Maria Rita Passos-Bueno – Foto: Arquivo pessoal

Além da possibilidade de testagem rápida, de menor custo, e passível de execução em locais com pouca infraestrutura, os pesquisadores enfatizam que a testagem em saliva pode ser mais vantajosa do que testes baseados em swabs de nasofaringe, uma vez que a saliva parece refletir melhor as características biológicas e de transmissão do vírus sars-cov-2. “Por exemplo, é possível que um resultado positivo na nasofaringe não necessariamente indique que o indivíduo está em fase de transmissão do vírus, a qual pode depender mais da quantidade de vírus em saliva e do tempo desde o início dos sintomas”, destaca Kobayashi. “Mais estudos devem ser feitos para confirmar estas hipóteses.”

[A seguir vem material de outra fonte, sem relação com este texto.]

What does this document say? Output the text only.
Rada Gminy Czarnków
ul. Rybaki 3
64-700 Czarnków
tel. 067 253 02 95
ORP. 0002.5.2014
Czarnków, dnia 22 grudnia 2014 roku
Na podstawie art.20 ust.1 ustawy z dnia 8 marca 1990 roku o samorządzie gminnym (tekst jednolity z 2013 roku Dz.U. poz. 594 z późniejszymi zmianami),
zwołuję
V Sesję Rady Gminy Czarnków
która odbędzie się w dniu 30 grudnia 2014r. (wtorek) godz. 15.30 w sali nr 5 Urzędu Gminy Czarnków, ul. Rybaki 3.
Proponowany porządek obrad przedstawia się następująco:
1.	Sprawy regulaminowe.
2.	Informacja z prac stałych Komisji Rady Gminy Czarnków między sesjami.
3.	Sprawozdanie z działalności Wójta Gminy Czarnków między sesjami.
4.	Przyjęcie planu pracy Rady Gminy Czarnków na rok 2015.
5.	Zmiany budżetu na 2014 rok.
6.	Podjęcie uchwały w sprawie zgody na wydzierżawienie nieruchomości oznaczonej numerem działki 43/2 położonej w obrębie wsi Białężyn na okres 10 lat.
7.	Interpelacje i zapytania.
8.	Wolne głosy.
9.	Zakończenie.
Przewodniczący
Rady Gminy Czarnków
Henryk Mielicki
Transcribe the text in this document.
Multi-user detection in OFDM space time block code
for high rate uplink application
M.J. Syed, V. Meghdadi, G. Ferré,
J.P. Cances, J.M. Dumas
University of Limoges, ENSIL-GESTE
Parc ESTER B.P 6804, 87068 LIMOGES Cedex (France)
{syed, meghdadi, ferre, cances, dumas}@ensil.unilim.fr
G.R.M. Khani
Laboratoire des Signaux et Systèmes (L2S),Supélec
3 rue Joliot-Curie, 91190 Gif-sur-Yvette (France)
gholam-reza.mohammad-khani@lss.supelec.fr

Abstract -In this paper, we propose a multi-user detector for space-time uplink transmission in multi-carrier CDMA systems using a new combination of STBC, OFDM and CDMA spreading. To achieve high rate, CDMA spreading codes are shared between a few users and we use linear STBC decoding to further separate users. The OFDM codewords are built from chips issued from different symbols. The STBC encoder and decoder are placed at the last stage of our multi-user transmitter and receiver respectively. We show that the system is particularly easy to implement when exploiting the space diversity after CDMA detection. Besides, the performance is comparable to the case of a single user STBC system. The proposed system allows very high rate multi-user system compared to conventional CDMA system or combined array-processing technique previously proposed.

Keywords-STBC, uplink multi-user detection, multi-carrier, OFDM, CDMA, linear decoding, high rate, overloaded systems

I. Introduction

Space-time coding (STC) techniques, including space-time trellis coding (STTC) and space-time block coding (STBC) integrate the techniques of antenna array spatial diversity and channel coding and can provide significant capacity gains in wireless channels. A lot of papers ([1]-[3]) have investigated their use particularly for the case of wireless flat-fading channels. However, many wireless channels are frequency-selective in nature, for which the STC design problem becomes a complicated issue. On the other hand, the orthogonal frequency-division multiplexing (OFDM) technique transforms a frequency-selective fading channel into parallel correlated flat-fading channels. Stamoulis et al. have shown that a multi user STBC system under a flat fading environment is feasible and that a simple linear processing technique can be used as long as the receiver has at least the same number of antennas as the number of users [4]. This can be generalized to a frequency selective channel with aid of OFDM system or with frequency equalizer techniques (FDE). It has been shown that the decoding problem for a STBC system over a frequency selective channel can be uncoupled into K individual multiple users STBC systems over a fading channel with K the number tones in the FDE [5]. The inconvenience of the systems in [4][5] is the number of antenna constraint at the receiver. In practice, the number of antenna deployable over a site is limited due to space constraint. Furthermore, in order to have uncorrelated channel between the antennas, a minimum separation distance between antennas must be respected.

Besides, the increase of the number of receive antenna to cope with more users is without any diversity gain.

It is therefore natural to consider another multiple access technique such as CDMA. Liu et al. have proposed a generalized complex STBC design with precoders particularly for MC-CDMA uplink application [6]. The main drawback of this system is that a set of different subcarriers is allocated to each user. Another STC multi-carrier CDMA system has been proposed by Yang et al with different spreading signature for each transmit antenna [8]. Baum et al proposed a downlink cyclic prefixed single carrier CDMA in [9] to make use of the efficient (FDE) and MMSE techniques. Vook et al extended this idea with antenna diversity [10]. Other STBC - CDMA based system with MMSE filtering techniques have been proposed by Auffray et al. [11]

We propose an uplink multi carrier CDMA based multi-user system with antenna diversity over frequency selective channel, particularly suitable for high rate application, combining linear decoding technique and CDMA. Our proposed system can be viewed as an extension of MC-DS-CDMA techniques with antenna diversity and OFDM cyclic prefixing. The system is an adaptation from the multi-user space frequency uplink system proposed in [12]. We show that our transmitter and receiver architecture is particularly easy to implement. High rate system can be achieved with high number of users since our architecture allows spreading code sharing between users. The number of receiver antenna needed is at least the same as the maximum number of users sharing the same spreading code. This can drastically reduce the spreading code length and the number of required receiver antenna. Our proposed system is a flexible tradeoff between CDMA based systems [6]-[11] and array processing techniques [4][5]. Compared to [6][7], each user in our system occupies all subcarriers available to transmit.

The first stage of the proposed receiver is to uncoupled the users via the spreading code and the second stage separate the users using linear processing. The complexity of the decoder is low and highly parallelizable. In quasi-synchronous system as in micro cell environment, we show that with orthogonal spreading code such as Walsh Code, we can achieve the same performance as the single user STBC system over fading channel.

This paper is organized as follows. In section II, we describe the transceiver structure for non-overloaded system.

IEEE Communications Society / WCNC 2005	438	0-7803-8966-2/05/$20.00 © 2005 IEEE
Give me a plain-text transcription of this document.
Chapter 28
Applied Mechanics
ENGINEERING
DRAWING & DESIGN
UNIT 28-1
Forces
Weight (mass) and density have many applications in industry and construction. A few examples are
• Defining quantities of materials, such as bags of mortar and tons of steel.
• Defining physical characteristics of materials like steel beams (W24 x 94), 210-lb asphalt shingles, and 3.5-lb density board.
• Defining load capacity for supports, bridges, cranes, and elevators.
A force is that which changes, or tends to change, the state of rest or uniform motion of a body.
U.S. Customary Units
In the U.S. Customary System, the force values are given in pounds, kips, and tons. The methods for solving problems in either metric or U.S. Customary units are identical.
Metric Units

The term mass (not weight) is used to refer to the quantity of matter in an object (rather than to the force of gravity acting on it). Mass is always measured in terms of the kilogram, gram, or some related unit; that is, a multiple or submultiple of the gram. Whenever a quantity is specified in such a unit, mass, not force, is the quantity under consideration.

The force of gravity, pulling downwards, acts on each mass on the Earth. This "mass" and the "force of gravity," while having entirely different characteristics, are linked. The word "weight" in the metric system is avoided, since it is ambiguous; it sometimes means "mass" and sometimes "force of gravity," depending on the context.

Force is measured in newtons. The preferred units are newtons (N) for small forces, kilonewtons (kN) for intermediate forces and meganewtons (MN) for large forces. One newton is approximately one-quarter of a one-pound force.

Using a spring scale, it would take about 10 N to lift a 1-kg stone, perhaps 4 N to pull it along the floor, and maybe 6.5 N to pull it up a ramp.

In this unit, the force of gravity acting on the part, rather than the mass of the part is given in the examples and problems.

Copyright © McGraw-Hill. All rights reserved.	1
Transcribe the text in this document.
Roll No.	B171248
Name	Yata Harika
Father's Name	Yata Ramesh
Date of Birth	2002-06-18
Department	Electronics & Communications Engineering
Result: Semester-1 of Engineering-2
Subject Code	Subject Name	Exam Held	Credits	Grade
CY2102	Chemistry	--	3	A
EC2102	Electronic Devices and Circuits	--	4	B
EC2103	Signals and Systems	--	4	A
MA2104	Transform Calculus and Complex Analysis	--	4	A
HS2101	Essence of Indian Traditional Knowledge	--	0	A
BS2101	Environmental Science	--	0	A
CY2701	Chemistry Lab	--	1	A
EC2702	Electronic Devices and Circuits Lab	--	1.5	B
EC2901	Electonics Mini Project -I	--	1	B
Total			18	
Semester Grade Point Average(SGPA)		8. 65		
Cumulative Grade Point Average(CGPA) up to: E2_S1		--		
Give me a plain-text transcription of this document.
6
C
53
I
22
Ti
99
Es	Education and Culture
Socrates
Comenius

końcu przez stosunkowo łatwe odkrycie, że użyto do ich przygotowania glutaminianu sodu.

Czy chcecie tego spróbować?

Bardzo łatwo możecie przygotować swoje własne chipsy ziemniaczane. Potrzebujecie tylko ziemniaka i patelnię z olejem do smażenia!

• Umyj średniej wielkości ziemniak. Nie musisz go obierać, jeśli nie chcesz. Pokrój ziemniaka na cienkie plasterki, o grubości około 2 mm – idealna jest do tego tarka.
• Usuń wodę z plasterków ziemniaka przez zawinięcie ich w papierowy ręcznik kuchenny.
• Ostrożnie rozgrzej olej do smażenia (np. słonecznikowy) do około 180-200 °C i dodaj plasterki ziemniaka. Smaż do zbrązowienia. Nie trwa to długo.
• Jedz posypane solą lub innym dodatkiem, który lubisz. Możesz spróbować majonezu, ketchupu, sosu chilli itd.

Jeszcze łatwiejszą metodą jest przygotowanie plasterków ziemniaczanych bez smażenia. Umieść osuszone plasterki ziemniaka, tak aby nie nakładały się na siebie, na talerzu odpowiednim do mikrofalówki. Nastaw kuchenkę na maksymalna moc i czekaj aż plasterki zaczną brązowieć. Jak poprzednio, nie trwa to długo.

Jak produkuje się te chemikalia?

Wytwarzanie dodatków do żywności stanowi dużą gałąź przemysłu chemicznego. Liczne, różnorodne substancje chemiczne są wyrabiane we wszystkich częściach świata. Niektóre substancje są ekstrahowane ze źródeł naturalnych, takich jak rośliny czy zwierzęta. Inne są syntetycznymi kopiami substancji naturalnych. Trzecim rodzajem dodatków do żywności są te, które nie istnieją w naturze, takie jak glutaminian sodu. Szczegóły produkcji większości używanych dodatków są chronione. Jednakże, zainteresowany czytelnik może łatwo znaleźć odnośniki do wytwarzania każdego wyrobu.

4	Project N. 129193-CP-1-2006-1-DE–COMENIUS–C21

Maria Rita e Kobayashi ressaltam que devido à sua simplicidade, velocidade e acessibilidade, o teste da saliva pode ser realizado periodicamente para um melhor controle da pandemia. “O número de dados fornecidos por testes de saliva vem crescendo, e quanto mais se entende a presença do vírus, maior é a segurança no uso dos resultados”, aponta a professora do IB. “Como a boca é um dos principais meios de transmissão do coronavírus, uma indicação de carga viral baixa na saliva é importante no controle da pandemia, pois um teste negativo pode indicar menores chances de transmissão dos vírus.”

Os pesquisadores estão viabilizando a execução do teste com insumos produzidos pelo grupo do professor Shaker Chuck Farah, do Instituto de Química (IQ) da USP, para tornar a estratégia ainda mais acessível do ponto de vista econômico e logístico. Ao mesmo tempo, está em implementação um hub de testagem em São Caetano do Sul (Grande São Paulo), em colaboração com pesquisadores do IMT e da Universidade Municipal de São Caetano do Sul. As conclusões do estudo preliminar são descritas no preprint A novel RT-LAMP workflow for rapid salivary diagnostics of COVID-19 and effects of age, gender and time from symptom onset, publicado no site medRxiv em 9 de junho.